Back in the days of my unemployment, I never thought that keeping my interests alive would get so tough. I always thought that, "work hard, travel harder" would be an easy motto to abide with. The very fact that I am writing about a trip I made in December 2016 in September 2017 is proof enough of how tough "adulting" really is but, having said that, I will try and jot down the facts to the best of my memory.
So, I realized that after my road trip to the Tirthan valley, Himachal Pradesh, in August, it was already November and I had not already gone on a trip. I knew I should call my travel bud ASAP and get my travel plans in place to keep the sanctity of the traveller tag that I wear with such pride.
Coorg had been in my bucket list for long now, and I made it very clear to my friend that we HAVE to go there this time. And being from the north it is not really feasible to visit the South all that often so on my friend's suggestion, we extended the plan to Coonoor as well. She was keen on visiting Ooty, I for one had been there as a child but since it was a long time ago, I thought it wouldn't be a bad idea to put it in the list. It sounded very cool that we'd be backpacking from one state to another. After much reading, we planned to fly down to Coimbatore and then travel locally by State Buses to move from Ooty to Coonoor to Coorg and then finally celebrate the New Year at my cousin's place in Bangalore.

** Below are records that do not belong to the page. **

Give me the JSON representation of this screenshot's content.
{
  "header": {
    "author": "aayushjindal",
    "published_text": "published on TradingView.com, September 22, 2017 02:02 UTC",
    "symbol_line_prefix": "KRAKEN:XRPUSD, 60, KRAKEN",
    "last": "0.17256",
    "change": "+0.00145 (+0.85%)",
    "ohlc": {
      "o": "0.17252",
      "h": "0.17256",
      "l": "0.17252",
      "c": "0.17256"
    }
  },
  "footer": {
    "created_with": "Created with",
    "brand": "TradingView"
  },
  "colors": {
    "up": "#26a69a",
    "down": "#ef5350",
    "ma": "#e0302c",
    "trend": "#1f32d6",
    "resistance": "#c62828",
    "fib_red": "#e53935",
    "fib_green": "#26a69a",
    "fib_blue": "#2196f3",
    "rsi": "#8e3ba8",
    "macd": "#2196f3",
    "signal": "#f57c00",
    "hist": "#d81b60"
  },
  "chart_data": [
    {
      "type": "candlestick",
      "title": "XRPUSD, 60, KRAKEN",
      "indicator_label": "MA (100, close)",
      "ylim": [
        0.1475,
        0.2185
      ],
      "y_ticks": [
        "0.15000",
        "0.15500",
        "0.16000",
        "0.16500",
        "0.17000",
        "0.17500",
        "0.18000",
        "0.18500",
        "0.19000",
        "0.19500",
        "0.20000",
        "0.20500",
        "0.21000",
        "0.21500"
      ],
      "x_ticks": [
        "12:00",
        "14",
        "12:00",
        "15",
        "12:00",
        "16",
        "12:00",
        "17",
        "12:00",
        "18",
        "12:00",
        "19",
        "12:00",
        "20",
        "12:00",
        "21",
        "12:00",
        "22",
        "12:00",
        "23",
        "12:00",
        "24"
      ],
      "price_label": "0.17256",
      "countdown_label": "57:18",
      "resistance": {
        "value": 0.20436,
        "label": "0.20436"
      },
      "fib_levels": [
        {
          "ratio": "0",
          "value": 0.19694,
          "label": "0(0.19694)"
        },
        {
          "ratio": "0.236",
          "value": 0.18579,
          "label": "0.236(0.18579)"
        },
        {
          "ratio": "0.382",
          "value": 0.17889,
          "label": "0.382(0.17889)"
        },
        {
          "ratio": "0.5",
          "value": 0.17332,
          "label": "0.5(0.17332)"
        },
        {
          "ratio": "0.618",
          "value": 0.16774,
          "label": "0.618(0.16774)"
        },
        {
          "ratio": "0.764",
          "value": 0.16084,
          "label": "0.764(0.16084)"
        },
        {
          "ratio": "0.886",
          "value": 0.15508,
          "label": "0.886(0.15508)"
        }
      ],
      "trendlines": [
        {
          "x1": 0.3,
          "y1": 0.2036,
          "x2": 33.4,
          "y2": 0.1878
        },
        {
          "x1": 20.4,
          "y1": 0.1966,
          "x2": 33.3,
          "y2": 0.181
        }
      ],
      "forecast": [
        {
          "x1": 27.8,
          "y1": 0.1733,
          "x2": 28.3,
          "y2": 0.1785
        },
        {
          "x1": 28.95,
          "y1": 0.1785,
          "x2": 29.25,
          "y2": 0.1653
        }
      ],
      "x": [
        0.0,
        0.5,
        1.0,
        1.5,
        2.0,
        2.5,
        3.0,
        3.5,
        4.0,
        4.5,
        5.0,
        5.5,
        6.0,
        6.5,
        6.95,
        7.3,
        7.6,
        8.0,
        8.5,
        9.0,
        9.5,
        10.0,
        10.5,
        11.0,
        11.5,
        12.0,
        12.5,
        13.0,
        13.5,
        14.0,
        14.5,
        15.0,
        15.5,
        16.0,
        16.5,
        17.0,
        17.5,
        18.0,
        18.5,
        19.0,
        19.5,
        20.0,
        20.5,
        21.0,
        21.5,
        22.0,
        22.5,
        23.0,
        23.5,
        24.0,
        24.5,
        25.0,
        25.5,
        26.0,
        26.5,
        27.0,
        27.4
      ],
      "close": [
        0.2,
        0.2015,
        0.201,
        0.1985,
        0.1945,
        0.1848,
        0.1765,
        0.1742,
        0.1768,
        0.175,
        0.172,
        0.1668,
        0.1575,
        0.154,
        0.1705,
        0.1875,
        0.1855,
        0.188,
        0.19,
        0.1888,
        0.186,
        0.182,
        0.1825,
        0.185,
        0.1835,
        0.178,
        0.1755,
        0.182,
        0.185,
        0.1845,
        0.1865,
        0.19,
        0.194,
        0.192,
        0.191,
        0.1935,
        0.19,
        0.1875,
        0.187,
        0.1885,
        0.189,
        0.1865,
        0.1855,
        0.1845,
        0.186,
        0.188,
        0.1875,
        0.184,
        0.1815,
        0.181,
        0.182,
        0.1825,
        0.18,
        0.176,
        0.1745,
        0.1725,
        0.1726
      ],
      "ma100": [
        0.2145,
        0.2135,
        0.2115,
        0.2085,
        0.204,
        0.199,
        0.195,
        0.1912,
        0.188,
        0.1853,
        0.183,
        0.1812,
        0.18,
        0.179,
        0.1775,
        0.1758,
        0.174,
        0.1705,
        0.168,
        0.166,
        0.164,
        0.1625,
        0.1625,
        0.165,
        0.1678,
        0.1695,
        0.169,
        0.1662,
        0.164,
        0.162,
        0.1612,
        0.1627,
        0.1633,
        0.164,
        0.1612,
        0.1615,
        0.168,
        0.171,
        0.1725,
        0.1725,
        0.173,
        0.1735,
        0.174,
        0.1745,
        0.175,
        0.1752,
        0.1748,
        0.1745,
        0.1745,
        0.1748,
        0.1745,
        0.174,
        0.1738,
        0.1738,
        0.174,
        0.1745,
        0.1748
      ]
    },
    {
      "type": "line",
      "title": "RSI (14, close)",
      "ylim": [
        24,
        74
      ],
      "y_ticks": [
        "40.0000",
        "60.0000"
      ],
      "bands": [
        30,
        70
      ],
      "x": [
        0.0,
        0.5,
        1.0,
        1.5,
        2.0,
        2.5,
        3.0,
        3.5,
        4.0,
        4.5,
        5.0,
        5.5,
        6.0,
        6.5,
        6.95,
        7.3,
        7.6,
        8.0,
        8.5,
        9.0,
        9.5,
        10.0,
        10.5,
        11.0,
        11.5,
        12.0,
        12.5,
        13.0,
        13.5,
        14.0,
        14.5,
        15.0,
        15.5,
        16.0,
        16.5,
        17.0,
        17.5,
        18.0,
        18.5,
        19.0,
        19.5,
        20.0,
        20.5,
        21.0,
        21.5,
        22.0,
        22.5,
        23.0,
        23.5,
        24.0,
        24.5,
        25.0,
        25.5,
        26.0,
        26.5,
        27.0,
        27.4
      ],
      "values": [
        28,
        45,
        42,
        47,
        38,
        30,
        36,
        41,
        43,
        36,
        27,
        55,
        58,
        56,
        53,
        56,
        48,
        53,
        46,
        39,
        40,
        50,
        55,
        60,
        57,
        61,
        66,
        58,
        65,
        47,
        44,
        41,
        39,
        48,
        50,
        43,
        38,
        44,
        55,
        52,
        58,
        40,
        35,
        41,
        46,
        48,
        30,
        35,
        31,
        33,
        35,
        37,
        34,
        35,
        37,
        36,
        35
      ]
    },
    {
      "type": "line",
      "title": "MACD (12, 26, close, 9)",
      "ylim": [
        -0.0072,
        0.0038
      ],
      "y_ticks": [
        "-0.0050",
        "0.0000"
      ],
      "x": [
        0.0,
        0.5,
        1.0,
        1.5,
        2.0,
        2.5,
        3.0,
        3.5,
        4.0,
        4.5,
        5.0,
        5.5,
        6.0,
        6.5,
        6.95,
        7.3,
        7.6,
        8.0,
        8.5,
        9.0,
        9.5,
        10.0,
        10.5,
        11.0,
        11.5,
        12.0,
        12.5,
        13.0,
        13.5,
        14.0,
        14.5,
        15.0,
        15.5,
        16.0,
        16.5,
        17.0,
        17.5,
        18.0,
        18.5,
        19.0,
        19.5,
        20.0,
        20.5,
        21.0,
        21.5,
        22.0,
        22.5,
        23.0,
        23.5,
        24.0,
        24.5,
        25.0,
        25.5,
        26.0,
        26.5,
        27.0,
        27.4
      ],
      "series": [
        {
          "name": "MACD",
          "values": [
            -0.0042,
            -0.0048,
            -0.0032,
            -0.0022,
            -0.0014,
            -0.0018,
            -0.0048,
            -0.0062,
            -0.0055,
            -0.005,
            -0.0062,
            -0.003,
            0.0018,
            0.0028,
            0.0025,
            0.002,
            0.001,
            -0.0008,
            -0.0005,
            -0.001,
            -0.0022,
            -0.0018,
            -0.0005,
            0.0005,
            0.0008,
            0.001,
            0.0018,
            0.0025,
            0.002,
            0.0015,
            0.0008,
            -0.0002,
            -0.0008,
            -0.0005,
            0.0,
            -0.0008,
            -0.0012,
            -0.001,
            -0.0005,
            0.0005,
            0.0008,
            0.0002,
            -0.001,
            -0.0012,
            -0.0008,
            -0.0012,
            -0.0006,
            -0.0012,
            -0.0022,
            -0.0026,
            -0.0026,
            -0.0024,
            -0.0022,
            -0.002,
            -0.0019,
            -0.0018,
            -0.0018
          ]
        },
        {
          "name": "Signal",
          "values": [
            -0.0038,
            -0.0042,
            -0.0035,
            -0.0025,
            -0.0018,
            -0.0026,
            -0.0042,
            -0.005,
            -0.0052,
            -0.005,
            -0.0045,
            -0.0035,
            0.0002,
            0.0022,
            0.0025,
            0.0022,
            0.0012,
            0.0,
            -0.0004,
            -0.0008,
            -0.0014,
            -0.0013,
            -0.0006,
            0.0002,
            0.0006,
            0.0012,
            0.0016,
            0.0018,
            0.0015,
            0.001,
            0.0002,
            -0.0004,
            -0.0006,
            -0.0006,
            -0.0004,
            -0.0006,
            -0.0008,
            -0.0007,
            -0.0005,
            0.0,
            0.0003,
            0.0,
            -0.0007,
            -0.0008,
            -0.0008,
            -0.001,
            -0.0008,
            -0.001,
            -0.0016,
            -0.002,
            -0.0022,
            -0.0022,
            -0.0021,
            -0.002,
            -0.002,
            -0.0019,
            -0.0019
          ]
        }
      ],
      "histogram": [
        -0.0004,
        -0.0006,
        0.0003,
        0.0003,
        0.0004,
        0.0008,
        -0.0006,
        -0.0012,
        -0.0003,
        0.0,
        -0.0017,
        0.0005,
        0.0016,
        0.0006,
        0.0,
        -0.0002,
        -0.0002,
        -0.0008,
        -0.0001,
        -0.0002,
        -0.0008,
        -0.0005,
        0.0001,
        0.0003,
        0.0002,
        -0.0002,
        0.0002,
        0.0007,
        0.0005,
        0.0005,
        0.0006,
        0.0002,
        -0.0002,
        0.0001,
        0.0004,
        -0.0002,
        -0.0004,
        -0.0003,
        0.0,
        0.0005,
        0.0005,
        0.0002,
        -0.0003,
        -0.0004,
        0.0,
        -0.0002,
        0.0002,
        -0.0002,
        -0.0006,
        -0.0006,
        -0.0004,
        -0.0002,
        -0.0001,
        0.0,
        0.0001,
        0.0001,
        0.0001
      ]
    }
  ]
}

We fixed the dates, booked our flight tickets and then did some more reading and researching about the places we wanted to see. We mostly refer to travel blogs and travel sites to get an idea about how to travel and the places to see and things to do. Another app which I really recommend is Couchsurfing and have mentioned about it quite many times in my previous blogs. This time around as well we used this app to get in touch with the locals. We chatted with so many locals for weeks, asking them about the weather, the kind of packing that needs to be done, the dos and donts of the place. This app just overwhelms me in the sense that it is really unbelievable how so many people are ready to just help a couple of strangers for free- without expecting anything in return. We found people who not only offered travel advice but also opened their doors for us. And I think it is only because of these hosts that travelling becomes so much more than just packing your bags and sight- seeing. In this trip Couchsurfing again proved to be very useful for us as we were travelling to the south for more or less the first with no knowledge of the local tongue.